The 14-inch HD WLED True-Life display is rather brilliant and watching movies or flipping through images was quite entertaining.
What really grabbed onto our goodwill was the unique placement of sockets.
The backlit keyboard is ideal for working in dark or low light areas.
During the hours we put into reviewing the Dell XPS 14z, not once did we hear a peep out of the internal hardware.
The lower resting area of the notebook heats up a bit after a few hours.
2 USB ports are somewhat insufficient, especially from a professional point of view.

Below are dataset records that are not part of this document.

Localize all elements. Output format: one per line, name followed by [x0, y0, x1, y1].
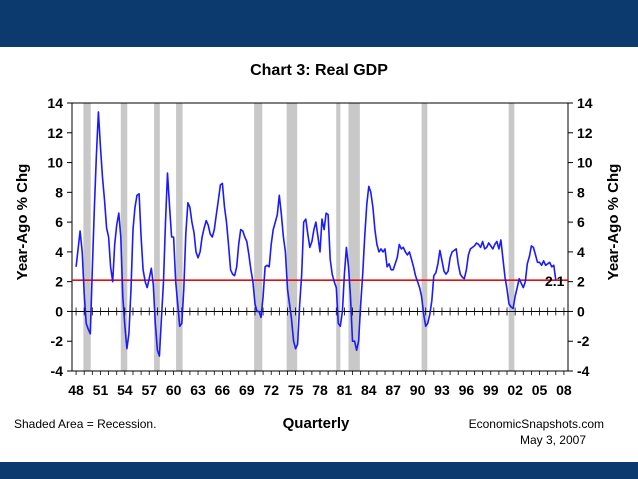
y-tick-label-right: 2 — [577, 274, 585, 290]
x-tick-label: 72 — [263, 382, 279, 398]
axis-tick-marks — [67, 102, 573, 375]
x-tick-label: 51 — [93, 382, 109, 398]
recession-band — [421, 103, 428, 371]
recession-note: Shaded Area = Recession. — [14, 417, 156, 431]
x-tick-label: 81 — [337, 382, 353, 398]
recession-band — [336, 103, 341, 371]
x-tick-label: 96 — [459, 382, 475, 398]
y-tick-label-left: 8 — [55, 184, 63, 200]
y-tick-label-left: 12 — [47, 125, 63, 141]
y-tick-label-left: 10 — [47, 155, 63, 171]
x-tick-label: 05 — [532, 382, 548, 398]
x-tick-label: 87 — [385, 382, 401, 398]
y-tick-label-left: 0 — [55, 303, 63, 319]
y-tick-label-left: 6 — [55, 214, 63, 230]
y-axis-right-labels: 14 12 10 8 6 4 2 0 -2 -4 — [577, 95, 593, 379]
y-tick-label-left: 2 — [55, 274, 63, 290]
y-tick-label-right: -4 — [577, 363, 590, 379]
x-axis-labels: 48 51 54 57 60 63 66 69 72 75 78 81 84 87 90 93 96 99 02 05… — [68, 382, 572, 398]
recession-band — [176, 103, 183, 371]
bottom-banner — [0, 462, 638, 479]
top-banner — [0, 0, 638, 47]
publish-date: May 3, 2007 — [520, 433, 586, 447]
x-tick-label: 90 — [410, 382, 426, 398]
recession-band — [120, 103, 128, 371]
x-tick-label: 69 — [239, 382, 255, 398]
plot-area — [71, 102, 569, 372]
recession-band — [154, 103, 160, 371]
y-tick-label-right: 0 — [577, 303, 585, 319]
chart-title: Chart 3: Real GDP — [250, 62, 388, 79]
recession-band — [254, 103, 263, 371]
y-tick-label-right: 4 — [577, 244, 585, 260]
recession-band — [286, 103, 298, 371]
x-tick-label: 54 — [117, 382, 133, 398]
y-tick-label-left: -4 — [51, 363, 64, 379]
y-tick-label-left: -2 — [51, 333, 64, 349]
recession-band — [508, 103, 515, 371]
x-axis-title: Quarterly — [283, 415, 350, 432]
y-axis-title-right: Year-Ago % Chg — [605, 164, 622, 281]
y-tick-label-left: 4 — [55, 244, 63, 260]
x-tick-label: 93 — [434, 382, 450, 398]
y-axis-left-labels: 14 12 10 8 6 4 2 0 -2 -4 — [47, 95, 63, 379]
reference-value-label: 2.1 — [545, 273, 565, 289]
gdp-series-line — [75, 111, 557, 357]
x-tick-label: 84 — [361, 382, 377, 398]
recession-band — [83, 103, 91, 371]
y-tick-label-right: 10 — [577, 155, 593, 171]
source-credit: EconomicSnapshots.com — [469, 417, 604, 431]
y-axis-title-left: Year-Ago % Chg — [14, 164, 31, 281]
x-tick-label: 99 — [483, 382, 499, 398]
recession-shading — [83, 103, 515, 371]
y-tick-label-left: 14 — [47, 95, 63, 111]
x-tick-label: 48 — [68, 382, 84, 398]
y-tick-label-right: 12 — [577, 125, 593, 141]
y-tick-label-right: 14 — [577, 95, 593, 111]
x-tick-label: 78 — [312, 382, 328, 398]
recession-band — [348, 103, 360, 371]
x-tick-label: 63 — [190, 382, 206, 398]
x-tick-label: 60 — [166, 382, 182, 398]
x-tick-label: 57 — [141, 382, 157, 398]
x-tick-label: 75 — [288, 382, 304, 398]
y-tick-label-right: -2 — [577, 333, 590, 349]
y-tick-label-right: 8 — [577, 184, 585, 200]
y-tick-label-right: 6 — [577, 214, 585, 230]
x-tick-label: 02 — [507, 382, 523, 398]
x-tick-label: 08 — [556, 382, 572, 398]
x-tick-label: 66 — [215, 382, 231, 398]
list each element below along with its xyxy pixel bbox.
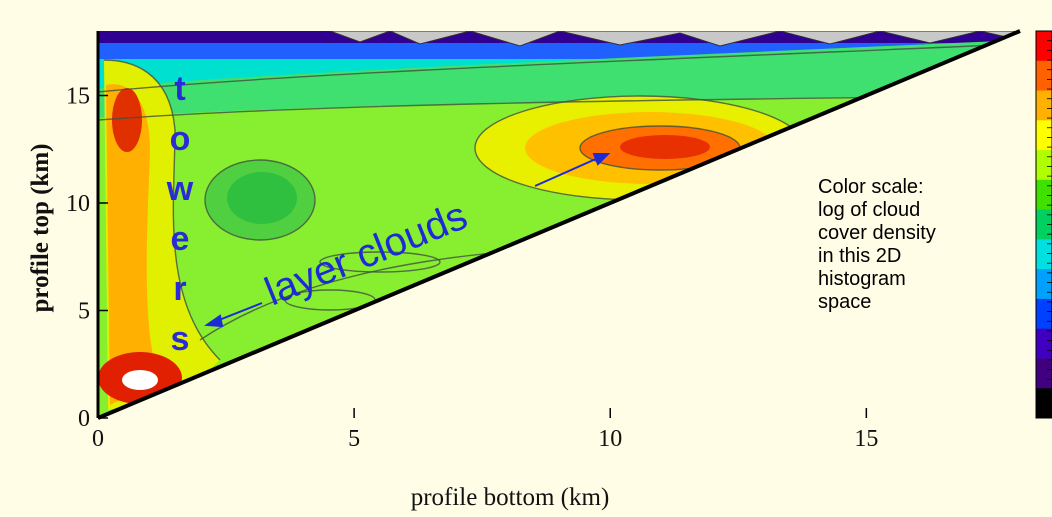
y-tick-label: 5 — [78, 299, 90, 325]
arrow-to-towers-head — [204, 314, 224, 328]
towers-letter: s — [171, 320, 190, 358]
colorbar-segment — [1036, 31, 1052, 62]
y-axis-label: profile top (km) — [27, 144, 54, 313]
note-line: in this 2D — [818, 245, 902, 267]
heat-shallow-white — [122, 370, 158, 390]
contour-6 — [103, 59, 221, 361]
heat-tower-orange — [106, 84, 160, 405]
heat-top-clutter — [329, 31, 1020, 47]
colorbar-segment — [1036, 239, 1052, 270]
arrow-to-layer-peak — [534, 153, 611, 187]
note-line: histogram — [818, 268, 906, 290]
diagonal-edge — [97, 29, 1021, 420]
colorbar-segment — [1036, 90, 1052, 121]
contour-3 — [204, 159, 316, 241]
colorbar-frame — [1035, 30, 1052, 419]
towers-letter: r — [173, 270, 186, 308]
colorbar-segment — [1036, 269, 1052, 300]
colorbar-segment — [1036, 150, 1052, 181]
contour-8 — [319, 251, 441, 273]
towers-letter: o — [170, 120, 191, 158]
colorbar-segment — [1036, 60, 1052, 92]
colorbar-segment — [1036, 388, 1052, 419]
x-axis-label: profile bottom (km) — [411, 484, 610, 511]
contour-1 — [98, 43, 1020, 93]
colorbar-segment — [1036, 358, 1052, 389]
colorbar-segment — [1036, 179, 1052, 211]
color-scale-note: Color scale: log of cloud cover density … — [818, 176, 998, 314]
x-tick-label: 10 — [598, 426, 622, 452]
towers-letter: e — [171, 220, 190, 258]
heat-green-blob-core — [227, 172, 297, 224]
note-line: cover density — [818, 222, 936, 244]
heat-layer-core — [620, 135, 710, 159]
heat-tower-red — [112, 88, 142, 152]
x-tick-label: 0 — [92, 426, 104, 452]
y-ticks: 0 5 10 15 — [66, 84, 108, 432]
arrow-to-layer-peak-shaft — [534, 157, 599, 187]
towers-letter: w — [166, 170, 194, 208]
note-line: log of cloud — [818, 199, 921, 221]
y-tick-label: 15 — [66, 84, 90, 110]
colorbar-segment — [1036, 328, 1052, 359]
note-line: space — [818, 291, 872, 313]
heat-top-dark — [98, 31, 1020, 43]
towers-letter: t — [174, 70, 185, 108]
arrow-to-layer-peak-head — [592, 153, 611, 166]
arrow-to-towers — [204, 302, 263, 328]
colorbar-segment — [1036, 209, 1052, 240]
x-ticks: 0 5 10 15 — [92, 408, 878, 452]
x-tick-label: 5 — [348, 426, 360, 452]
colorbar-segment — [1036, 298, 1052, 330]
colorbar-segment — [1036, 120, 1052, 151]
contour-2 — [98, 95, 1020, 121]
y-tick-label: 0 — [78, 406, 90, 432]
arrow-to-towers-shaft — [213, 302, 263, 323]
x-tick-label: 15 — [854, 426, 878, 452]
y-tick-label: 10 — [66, 191, 90, 217]
note-line: Color scale: — [818, 176, 924, 198]
colorbar — [1035, 30, 1052, 419]
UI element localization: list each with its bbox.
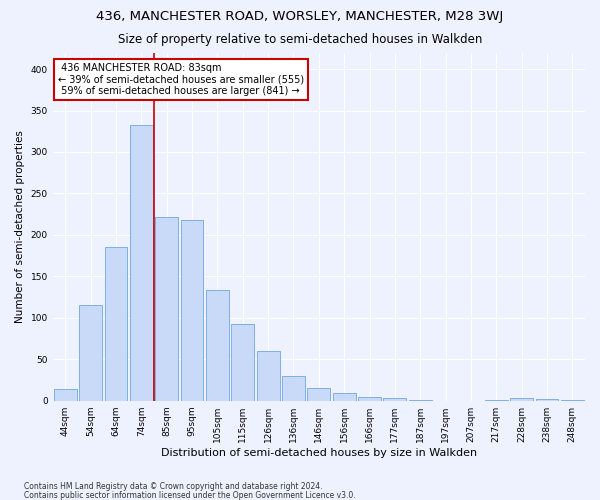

A full HD display would have further enriched our entire experience. And owing to its slim support frame, the screen tends to wobble a bit when moved around.
Whilst on the go, a backup partition would prove to be convenient when it comes to recovering from system crashes.
The Dell XPS 14z laptop certainly has ‘professionalism’ written all over it. And if you really do need a tool to ‘power through your day, and look good doing it,’ we’d actually recommend this notebook, but only to a certain extent. According to the company’s product page, the U.S. offering includes 4 options that start from $899.99, whilst the Dell India page sports 2 configurations which are available at an initial price of Rs. 61,900 onwards. Taking into account the performance aspect and the features offered along with the craftsmanship this laptop flaunts, we’re giving it an 8.2 out of 10 rating.